Meagher shook her head uncertainly, and stepped back from the caress. ‘It’s not … It’s not important what I look like.’

‘Oh, but it is, my sugarplum.’ Her voice turned warm and crooning. ‘We look as we always knew in our hearts that we look – as we look in our sweetest dreams. And we gain strength – we maintain our strength – by the kill. How are you going to get anyone to walk up a dark alley with you if you aren’t the prettiest thing he’s ever seen in his life? We maintain our ability to make the living see what we wish them to see, only by the lives we drink.’

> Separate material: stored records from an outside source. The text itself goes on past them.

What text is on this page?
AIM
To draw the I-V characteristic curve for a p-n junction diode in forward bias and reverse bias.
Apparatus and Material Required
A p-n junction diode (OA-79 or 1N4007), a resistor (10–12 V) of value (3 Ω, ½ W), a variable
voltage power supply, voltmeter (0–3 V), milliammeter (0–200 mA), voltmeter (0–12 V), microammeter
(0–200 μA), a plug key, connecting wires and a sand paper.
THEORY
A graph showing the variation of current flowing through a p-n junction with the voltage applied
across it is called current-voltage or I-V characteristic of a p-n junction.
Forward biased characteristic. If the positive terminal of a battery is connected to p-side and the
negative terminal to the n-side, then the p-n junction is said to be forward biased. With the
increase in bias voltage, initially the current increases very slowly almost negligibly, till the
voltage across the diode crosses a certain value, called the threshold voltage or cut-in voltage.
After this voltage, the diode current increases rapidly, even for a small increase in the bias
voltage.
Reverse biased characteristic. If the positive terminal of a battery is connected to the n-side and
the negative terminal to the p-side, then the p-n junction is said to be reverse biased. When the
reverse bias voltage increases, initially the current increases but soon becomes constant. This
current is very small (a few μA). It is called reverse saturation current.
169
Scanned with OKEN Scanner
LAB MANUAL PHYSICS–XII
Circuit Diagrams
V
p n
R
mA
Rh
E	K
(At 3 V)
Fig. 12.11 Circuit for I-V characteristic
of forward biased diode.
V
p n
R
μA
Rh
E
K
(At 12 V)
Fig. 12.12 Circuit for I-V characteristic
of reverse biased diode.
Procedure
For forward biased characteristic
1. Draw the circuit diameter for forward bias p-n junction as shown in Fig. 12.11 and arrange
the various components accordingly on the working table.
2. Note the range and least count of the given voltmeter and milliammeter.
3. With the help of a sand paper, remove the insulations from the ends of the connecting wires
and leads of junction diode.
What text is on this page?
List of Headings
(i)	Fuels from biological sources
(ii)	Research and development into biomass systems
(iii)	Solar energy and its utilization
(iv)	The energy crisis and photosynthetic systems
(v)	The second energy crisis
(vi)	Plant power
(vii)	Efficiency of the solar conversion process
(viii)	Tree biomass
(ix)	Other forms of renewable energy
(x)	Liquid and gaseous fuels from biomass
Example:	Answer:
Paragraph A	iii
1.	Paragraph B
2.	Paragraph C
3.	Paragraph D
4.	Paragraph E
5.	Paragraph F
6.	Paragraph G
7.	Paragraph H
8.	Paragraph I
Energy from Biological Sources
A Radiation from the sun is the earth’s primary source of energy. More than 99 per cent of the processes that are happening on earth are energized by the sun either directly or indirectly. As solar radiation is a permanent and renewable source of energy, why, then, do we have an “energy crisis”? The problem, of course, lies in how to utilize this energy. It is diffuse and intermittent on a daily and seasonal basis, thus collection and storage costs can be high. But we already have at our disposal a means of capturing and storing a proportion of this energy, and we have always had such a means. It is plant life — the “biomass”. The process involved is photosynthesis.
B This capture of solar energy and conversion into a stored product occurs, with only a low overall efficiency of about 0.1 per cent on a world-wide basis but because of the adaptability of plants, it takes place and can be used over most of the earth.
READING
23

‘I know that.’ The girl spoke unwillingly, as if bracing herself for a horror – like Lemoine facing the burning of that young German alive – that must be got through, to attain the goal. ‘And I will do whatever I need to do, pay whatever price needs be paid—’ The words stammered, learned by rote in another lifetime, and Francesca laughed again, and again patted Meagher’s cheek.

‘And so you shall, my blue-eyed angel. So you shall. But right now, how do you feel?’

Meagher’s eyes met hers at last, and she whispered, ‘Hungry.’

‘I, also.’ Her smile turned dark, gleaming and terrible, and she put a caressing arm around her fledgling’s shoulders. ‘Let us go forth, then, sweet child. And I’ll teach you how to hunt.’